Any thoughts on the effectiveness of that as a mitigation?

>
>    -
>    - Can a Server / Server operator infer that response isn't tainted by
>    private sources, i.e. only contains "public" data? From the absence of
>    specific (existing) headers?
>    - If not, what if Servers had to assume "mixed" unless the response
>    was augmented with a new(?) header. I imagine that a server configuration
>    scheme / header would be simpler in terms of adoption than requiring web
>    developers to do all the work in JS land.
>
>
>
>
> On Sun, Sep 2, 2018 at 4:57 AM Ryan Sleevi <ryan-ietf@sleevi.com> wrote:
>
>>
>>
>> On Sat, Sep 1, 2018 at 1:23 AM Jyrki Alakuijala <jyrki@google.com
>> <jyrki@google..com>> wrote:
>>
>>> On Fri, Aug 31, 2018 at 4:58 PM, Ryan Sleevi <ryan-ietf@sleevi.com>
>>> wrote:
>>>>
>>>> Of course, this is all after the security concerns are mitigated ;)
>>>>
>>>
>>> We involved Thai Duong in the security analysis and we have a limited
>>> scope solution that allows much of the benefits without these security
>>> concerns. One main mitigation there is to never compress data mixed from
>>> public and private sources.
>>>
>>
>> Yes. That’s been well understood and well discussed as the bare minimum -
>> but that requires servers understanding what constitutes public and private
>> sources, or the interaction between data that may need to remain private
>> through timing leaks.
>>
>> I don’t think it’s fair to say without the security concerns - there’s a
>> considerably high bar to demonstrate that, both in theory and in practice.
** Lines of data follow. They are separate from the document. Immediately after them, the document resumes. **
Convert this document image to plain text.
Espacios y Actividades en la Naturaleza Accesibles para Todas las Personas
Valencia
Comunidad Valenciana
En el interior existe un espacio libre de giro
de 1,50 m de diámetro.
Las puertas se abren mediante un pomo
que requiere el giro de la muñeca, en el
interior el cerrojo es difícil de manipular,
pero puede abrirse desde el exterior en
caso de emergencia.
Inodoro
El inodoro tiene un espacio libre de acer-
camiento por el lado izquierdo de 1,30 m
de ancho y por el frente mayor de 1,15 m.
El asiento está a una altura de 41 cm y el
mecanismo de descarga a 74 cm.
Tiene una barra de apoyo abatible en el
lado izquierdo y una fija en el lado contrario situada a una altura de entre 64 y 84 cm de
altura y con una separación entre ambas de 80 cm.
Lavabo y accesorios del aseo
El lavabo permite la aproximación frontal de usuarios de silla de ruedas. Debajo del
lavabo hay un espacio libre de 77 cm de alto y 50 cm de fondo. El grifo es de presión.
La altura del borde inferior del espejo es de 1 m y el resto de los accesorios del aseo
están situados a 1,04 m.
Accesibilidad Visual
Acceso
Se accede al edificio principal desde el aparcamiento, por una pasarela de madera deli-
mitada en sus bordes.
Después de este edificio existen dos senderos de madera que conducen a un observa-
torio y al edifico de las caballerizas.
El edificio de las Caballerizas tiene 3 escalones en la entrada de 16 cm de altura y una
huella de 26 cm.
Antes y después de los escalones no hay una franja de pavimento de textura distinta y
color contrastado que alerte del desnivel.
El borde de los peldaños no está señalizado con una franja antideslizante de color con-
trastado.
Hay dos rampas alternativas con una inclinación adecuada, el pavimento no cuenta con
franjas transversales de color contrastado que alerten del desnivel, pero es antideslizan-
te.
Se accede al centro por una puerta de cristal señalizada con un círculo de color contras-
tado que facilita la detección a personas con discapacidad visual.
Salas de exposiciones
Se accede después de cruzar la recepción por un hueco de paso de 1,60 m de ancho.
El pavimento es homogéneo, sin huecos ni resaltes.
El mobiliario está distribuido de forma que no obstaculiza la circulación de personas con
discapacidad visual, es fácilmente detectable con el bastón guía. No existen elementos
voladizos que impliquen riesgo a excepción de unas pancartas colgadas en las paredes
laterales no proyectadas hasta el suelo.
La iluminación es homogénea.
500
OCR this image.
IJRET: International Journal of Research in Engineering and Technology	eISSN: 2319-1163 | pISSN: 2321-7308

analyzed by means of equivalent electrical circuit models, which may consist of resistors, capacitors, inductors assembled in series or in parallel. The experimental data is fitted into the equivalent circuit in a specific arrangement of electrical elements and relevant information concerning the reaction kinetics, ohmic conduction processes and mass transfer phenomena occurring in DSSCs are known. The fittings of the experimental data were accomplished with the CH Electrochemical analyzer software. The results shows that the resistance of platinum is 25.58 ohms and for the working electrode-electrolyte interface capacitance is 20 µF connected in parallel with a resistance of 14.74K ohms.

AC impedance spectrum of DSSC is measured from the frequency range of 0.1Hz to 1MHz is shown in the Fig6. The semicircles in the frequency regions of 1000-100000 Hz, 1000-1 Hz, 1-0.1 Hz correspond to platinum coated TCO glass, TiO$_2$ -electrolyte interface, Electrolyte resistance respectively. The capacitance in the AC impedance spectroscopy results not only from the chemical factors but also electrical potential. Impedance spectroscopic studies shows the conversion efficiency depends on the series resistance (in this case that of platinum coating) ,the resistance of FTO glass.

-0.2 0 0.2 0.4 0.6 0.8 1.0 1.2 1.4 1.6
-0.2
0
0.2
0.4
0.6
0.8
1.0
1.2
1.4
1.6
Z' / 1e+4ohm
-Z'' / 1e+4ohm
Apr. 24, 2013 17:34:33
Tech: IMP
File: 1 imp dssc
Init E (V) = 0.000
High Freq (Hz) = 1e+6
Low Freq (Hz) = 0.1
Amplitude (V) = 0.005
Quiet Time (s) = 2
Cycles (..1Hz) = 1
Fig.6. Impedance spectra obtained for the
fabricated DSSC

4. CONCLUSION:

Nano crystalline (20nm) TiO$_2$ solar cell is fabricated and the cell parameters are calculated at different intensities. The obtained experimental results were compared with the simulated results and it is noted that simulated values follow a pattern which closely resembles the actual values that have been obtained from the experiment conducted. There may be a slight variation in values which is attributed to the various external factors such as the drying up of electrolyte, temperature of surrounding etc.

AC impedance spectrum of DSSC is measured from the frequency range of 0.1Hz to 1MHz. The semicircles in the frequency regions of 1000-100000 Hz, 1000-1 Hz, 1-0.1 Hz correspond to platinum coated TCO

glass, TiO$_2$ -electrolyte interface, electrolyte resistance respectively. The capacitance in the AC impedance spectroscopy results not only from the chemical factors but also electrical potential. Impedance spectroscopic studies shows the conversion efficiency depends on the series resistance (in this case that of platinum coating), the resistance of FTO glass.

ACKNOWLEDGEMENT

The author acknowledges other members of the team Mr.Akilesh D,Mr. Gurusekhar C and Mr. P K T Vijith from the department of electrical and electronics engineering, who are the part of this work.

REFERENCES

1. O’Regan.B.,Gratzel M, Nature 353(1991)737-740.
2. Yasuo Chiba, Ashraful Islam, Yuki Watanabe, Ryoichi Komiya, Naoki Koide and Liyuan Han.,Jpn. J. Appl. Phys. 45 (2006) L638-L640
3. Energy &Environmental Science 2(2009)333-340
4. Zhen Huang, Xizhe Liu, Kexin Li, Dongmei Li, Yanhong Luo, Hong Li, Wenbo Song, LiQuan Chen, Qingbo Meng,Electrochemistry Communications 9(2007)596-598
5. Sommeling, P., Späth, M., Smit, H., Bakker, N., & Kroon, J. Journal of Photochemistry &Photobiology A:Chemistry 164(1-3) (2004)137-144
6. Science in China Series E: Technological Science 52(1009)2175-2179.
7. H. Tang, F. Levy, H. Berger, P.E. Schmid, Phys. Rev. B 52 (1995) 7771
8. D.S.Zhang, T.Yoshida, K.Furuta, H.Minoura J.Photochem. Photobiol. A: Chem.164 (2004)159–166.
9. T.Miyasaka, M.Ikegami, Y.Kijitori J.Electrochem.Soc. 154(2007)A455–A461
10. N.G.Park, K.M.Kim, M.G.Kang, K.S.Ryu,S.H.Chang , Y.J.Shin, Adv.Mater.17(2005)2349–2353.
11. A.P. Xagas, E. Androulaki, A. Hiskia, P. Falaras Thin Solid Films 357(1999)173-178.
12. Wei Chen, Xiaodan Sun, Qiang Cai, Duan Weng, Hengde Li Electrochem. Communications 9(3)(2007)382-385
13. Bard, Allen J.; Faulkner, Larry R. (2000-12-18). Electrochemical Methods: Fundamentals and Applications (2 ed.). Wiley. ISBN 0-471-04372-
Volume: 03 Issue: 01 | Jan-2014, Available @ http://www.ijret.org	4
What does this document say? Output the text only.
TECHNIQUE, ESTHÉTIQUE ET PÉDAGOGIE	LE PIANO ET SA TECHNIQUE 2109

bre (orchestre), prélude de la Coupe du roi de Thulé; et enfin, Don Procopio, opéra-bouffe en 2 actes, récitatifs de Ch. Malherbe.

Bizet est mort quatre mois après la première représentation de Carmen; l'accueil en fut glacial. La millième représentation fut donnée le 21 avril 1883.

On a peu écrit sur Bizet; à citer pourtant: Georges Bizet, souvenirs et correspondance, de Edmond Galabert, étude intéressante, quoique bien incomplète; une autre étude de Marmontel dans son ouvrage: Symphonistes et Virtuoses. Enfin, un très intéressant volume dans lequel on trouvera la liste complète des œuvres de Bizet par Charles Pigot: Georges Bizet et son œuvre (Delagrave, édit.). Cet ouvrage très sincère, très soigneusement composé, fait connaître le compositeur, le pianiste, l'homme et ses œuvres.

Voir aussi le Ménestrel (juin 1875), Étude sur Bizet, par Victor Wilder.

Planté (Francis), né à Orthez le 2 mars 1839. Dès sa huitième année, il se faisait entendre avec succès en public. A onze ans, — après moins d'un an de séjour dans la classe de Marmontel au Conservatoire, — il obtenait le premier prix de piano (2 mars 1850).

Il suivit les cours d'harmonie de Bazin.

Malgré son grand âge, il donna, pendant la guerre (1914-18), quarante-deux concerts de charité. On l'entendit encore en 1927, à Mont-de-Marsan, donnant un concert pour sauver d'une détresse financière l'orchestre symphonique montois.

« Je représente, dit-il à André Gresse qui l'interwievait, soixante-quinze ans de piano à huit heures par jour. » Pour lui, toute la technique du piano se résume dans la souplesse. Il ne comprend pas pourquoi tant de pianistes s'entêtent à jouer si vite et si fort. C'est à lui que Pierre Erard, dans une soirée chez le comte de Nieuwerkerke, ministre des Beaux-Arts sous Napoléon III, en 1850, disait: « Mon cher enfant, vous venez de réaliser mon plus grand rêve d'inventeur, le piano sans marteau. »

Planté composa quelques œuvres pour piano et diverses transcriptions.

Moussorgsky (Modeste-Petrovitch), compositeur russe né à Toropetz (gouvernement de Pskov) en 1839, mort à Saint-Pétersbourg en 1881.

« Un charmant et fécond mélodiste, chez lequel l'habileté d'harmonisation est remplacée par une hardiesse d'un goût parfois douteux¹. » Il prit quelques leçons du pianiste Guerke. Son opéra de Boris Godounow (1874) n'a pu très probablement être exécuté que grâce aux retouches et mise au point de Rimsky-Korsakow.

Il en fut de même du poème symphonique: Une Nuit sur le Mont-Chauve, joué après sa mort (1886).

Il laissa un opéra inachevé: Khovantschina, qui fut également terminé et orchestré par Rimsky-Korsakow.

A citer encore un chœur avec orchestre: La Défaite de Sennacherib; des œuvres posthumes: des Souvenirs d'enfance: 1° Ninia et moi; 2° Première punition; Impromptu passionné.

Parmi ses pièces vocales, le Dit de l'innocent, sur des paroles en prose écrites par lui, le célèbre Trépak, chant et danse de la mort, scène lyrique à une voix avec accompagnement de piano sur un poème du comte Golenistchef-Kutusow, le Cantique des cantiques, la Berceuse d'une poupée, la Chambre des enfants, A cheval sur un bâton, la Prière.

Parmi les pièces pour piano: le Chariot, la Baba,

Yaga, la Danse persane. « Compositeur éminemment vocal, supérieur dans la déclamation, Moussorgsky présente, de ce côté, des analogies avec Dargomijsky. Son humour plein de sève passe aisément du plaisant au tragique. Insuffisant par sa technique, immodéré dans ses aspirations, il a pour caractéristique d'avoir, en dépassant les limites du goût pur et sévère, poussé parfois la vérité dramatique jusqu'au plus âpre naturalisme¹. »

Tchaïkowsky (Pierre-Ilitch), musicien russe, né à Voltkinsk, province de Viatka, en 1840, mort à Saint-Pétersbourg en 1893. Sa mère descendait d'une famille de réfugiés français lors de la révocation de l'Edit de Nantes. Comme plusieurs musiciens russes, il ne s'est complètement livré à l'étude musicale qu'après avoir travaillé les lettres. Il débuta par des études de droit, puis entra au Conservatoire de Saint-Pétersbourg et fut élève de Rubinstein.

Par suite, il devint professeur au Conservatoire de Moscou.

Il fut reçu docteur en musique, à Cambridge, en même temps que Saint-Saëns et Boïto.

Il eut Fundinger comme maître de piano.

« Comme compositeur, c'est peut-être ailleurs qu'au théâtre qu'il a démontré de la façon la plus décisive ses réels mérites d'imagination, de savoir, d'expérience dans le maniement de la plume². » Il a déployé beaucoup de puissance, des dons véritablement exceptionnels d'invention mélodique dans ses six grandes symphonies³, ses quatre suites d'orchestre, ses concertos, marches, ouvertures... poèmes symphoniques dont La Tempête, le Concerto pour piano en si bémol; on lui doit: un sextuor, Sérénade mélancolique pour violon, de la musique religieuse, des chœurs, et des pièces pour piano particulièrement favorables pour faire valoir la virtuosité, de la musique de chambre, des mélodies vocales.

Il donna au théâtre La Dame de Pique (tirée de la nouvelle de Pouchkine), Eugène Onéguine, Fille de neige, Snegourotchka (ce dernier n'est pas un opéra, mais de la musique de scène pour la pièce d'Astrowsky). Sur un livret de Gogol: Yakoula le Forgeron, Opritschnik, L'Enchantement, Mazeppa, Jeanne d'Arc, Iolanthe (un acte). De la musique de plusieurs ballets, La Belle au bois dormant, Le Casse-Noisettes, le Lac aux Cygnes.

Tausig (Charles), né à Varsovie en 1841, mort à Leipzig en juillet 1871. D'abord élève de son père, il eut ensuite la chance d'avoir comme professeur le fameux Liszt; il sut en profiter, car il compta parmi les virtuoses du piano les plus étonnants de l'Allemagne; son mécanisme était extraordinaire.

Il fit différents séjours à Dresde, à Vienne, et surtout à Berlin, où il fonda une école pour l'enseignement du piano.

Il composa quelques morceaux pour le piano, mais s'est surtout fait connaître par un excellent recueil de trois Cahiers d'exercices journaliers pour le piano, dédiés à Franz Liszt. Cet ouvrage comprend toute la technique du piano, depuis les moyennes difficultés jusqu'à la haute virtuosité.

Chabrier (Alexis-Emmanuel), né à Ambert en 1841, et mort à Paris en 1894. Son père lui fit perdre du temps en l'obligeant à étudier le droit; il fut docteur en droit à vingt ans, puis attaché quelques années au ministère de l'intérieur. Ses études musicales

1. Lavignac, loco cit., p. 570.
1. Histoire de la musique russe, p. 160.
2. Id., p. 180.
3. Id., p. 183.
>> A compression scheme that requires serves dramatically rework their serving
>> infrastructure in order to tag such is, generally speaking, an insecure
>> solution. The adoption of a given method is highly correlated to its lack
>> of footguns, and tagged annotations of public v private are a giant footgun
>> for server operators and not worth the risk to users, or the implicit trust
>> that servers and server operators can and will get it right.